Book ReviewChristine Hassler
Scott F. Gilbert & David Epel:
Ecological Developmental Biology: Integrating Epigenetics, Medicine, and Evolution.
Paperback: 459 pages
Publisher: Sinauer Associates; 1 edition (December 1, 2008)
Price: 43.00 EUR
It was their breakfast cereal that made these busy insects grow into female worker bees. Photo: Helga Heilmann
It’s nutrition that makes a bee larva become a huge, fertile queen or a tiny, sterile worker. And it’s hot weather that makes unborn turtles become female. A didactic masterpiece about environmental effects on embryonic development.
Imagine you are given the entire information about a fertilized egg, its DNA sequence, its protein and RNA distribution. Can you predict how the animal will look? In their book Ecological Developmental Biology: Integrating Epigenetics, Medicine and Evolution, Scott Gilbert and David Epel give a clear answer to that question: No. You also need to consider the profound effects that the environment has on embryonic development and that may lead to remarkable changes in the animal’s phenotype.

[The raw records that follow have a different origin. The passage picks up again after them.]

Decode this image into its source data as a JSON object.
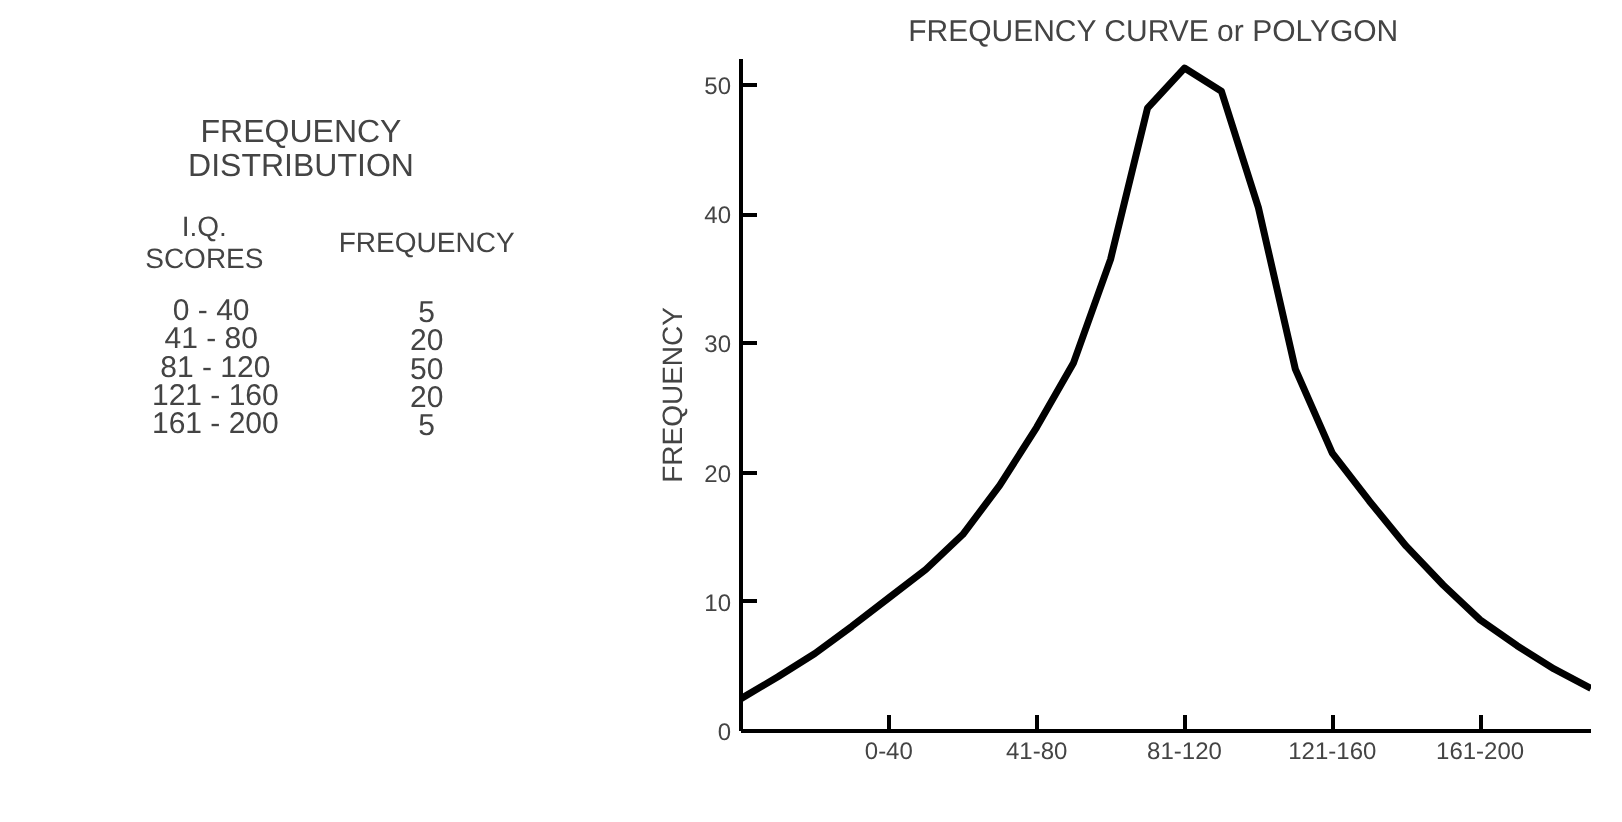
{
  "chart_data": [
    {
      "type": "other",
      "title": "FREQUENCY\nDISTRIBUTION",
      "annotations": [
        "I.Q.\nSCORES",
        "FREQUENCY",
        "0  -   40",
        "5",
        "41  -   80",
        "20",
        "81  -  120",
        "50",
        "121  -  160",
        "20",
        "161  -  200",
        "5"
      ]
    },
    {
      "type": "line",
      "title": "FREQUENCY  CURVE  or  POLYGON",
      "ylabel": "FREQUENCY",
      "color": "#000000",
      "line_style": "solid",
      "marker": "none",
      "grid": false,
      "categories": [
        null,
        null,
        null,
        null,
        "0-40",
        null,
        null,
        null,
        "41-80",
        null,
        null,
        null,
        "81-120",
        null,
        null,
        null,
        "121-160",
        null,
        null,
        null,
        "161-200",
        null,
        null,
        null
      ],
      "values": [
        2.5,
        4.2,
        6.0,
        8.1,
        10.3,
        12.5,
        15.2,
        19,
        23.5,
        28.5,
        36.5,
        48.2,
        51.3,
        49.5,
        40.5,
        28,
        21.5,
        17.8,
        14.3,
        11.3,
        8.6,
        6.6,
        4.8,
        3.3
      ],
      "ylim": [
        0,
        52
      ],
      "yticks": [
        0,
        10,
        20,
        30,
        40,
        50
      ]
    }
  ]
}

With its first official symposium held in 2001, modern ecological developmental biology, or eco-devo, is a rather young scientific discipline. It studies how environmental factors such as pathogens, competitors, symbionts and nutritional differences, influence the development of an animal’s phenotype. The authors, Gilbert and Epel, have both specialised in developmental biology. Gilbert teaches developmental biology and genetics at Swarthmore College, Pennsylvania, investigating turtle shell formation, while Epel is an emeritus development researcher from Hopkins Marine Station in Pacific Grove, California.

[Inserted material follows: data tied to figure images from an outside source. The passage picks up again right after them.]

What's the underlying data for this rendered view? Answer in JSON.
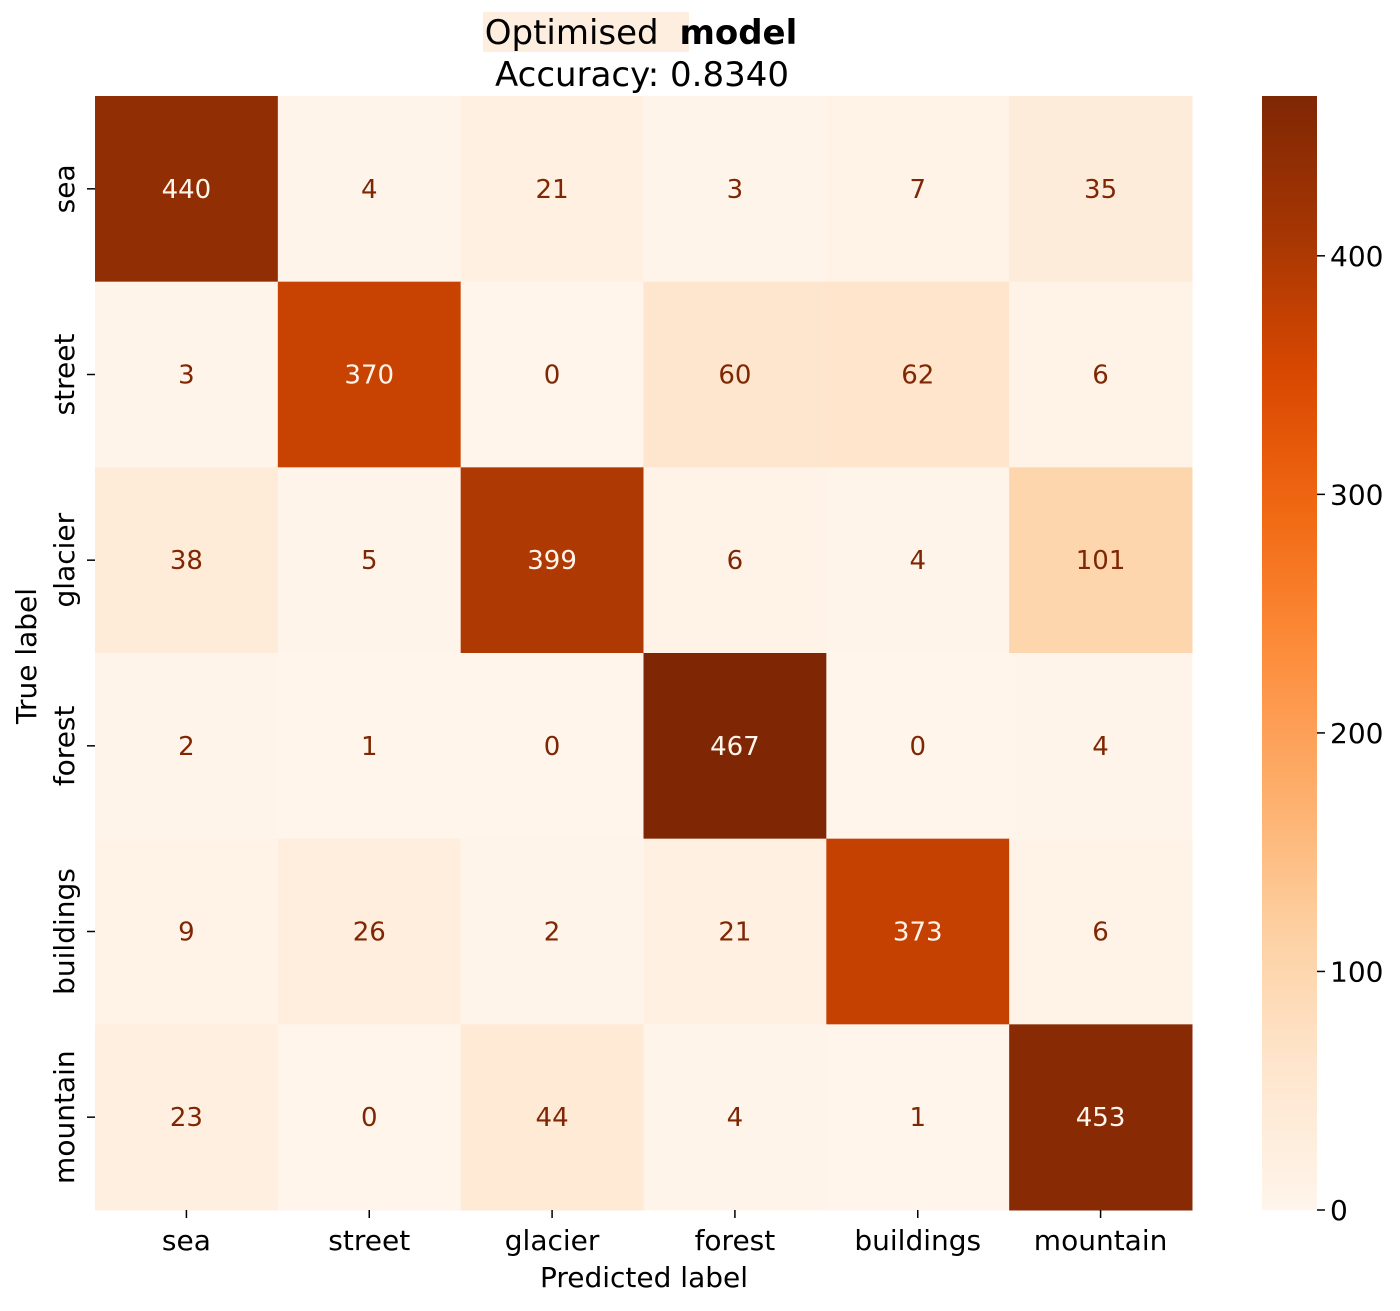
{
  "chart_data": {
    "type": "heatmap",
    "title": {
      "highlighted": "Optimised",
      "rest": "model",
      "subtitle": "Accuracy: 0.8340"
    },
    "xlabel": "Predicted label",
    "ylabel": "True label",
    "x_categories": [
      "sea",
      "street",
      "glacier",
      "forest",
      "buildings",
      "mountain"
    ],
    "y_categories": [
      "sea",
      "street",
      "glacier",
      "forest",
      "buildings",
      "mountain"
    ],
    "matrix": [
      [
        440,
        4,
        21,
        3,
        7,
        35
      ],
      [
        3,
        370,
        0,
        60,
        62,
        6
      ],
      [
        38,
        5,
        399,
        6,
        4,
        101
      ],
      [
        2,
        1,
        0,
        467,
        0,
        4
      ],
      [
        9,
        26,
        2,
        21,
        373,
        6
      ],
      [
        23,
        0,
        44,
        4,
        1,
        453
      ]
    ],
    "colormap": "Oranges",
    "colors": [
      "#fff5eb",
      "#fee6ce",
      "#fdd0a2",
      "#fdae6b",
      "#fd8d3c",
      "#f16913",
      "#d94801",
      "#a63603",
      "#7f2704"
    ],
    "vmin": 0,
    "vmax": 467,
    "colorbar_ticks": [
      0,
      100,
      200,
      300,
      400
    ],
    "grid": false,
    "legend": "colorbar-right"
  }
}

Their huge eco-devo oevre is far more than the field’s first textbook. They not only give a comprehensive description of the current knowledge of eco-devo, corroborated by fascinating examples from the animal world, but they also go a step further and investigate eco-devo’s close relationship with other scientific disciplines. By putting a main focus on the molecular mechanisms underlying eco-devo phenomena, Gilbert and Epel establish tight connections to the field of epigenetics. Their discussion of eco-devo in the context of human diseases emphasises the field’s relevance for medicine. Most remarkable, however, are their ideas about eco-devo’s implications for the theory of evolution.

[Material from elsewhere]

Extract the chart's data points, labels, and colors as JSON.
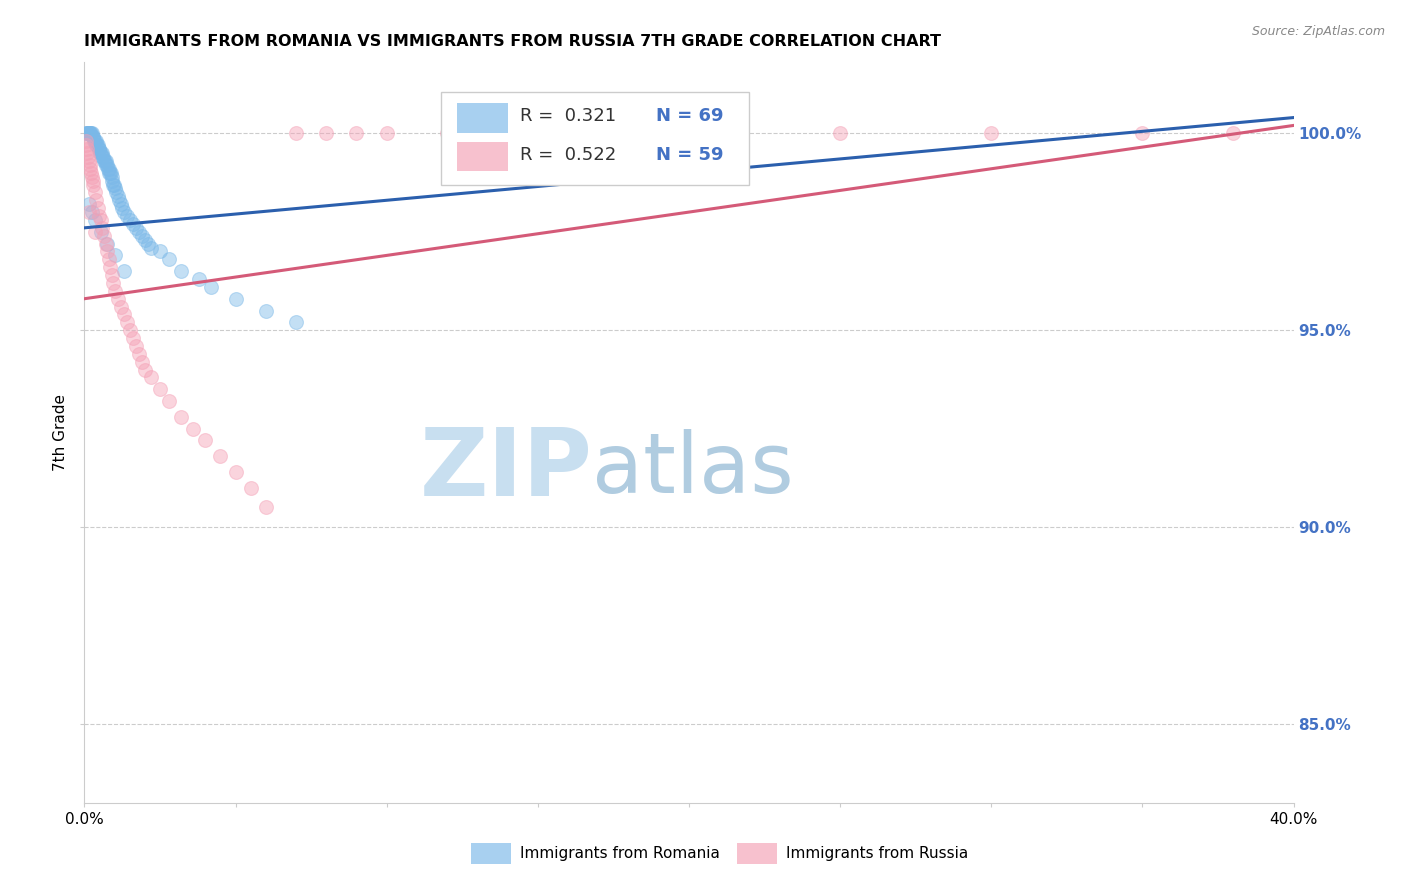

The book focuses on the embryonic and larval development of animals (plants and mammalian postnatal brain development, both also highly affected by the environment, are not considered). The first chapters introduce astonishing case studies of how the environment influences normal animal development. Take, for instance, ants and bees: Whether a larva becomes a huge, fertile queen or a tiny, sterile worker depends almost exclusively on the nutrition it receives. It is also well established that sex determination in many reptiles is temperature-dependent. But did you know that chemicals secreted by predators cause the water flea to become defensive and grow a helmet?
The environment is also a source of signals that can disturb normal development. In this context we learn, among other things, how a mother’s diet may influence her unborn child’s susceptibility to certain diseases in later life.
In the final chapters, Gilbert and Epel propose an intriguing connection between eco-devo and evolution. They demonstrate that phenotypic changes induced by the environment can, under persisting selective pressure, become integral to the genome (a process called ‘genetic assimilation’). Does this eventually mean that the environment is able to influence the direction of evolution? A provocative and spectacular possibility indeed!
Gilbert and Epel’s work contains a wealth of fascinating information about the biological world, described in a crystal-clear and engaging writing style and with informative, aesthetic figures. This, together with its clear and comprehensive structure, makes the book a didactic masterpiece. On top of that, your Lab Times reviewer could not find any formal or scientific mistakes. You can feel on every page that this work was written with care (and maybe even love). Its intended target audiences are biology students, teachers and scientists alike, and although they are all excellently served, the latter will benefit most. Indeed, it would be a pity to use Ecological Developmental Biology exclusively as a textbook. Read it and be inspired! Highly conceptual, thought-provoking and beautiful – this is biology at its best.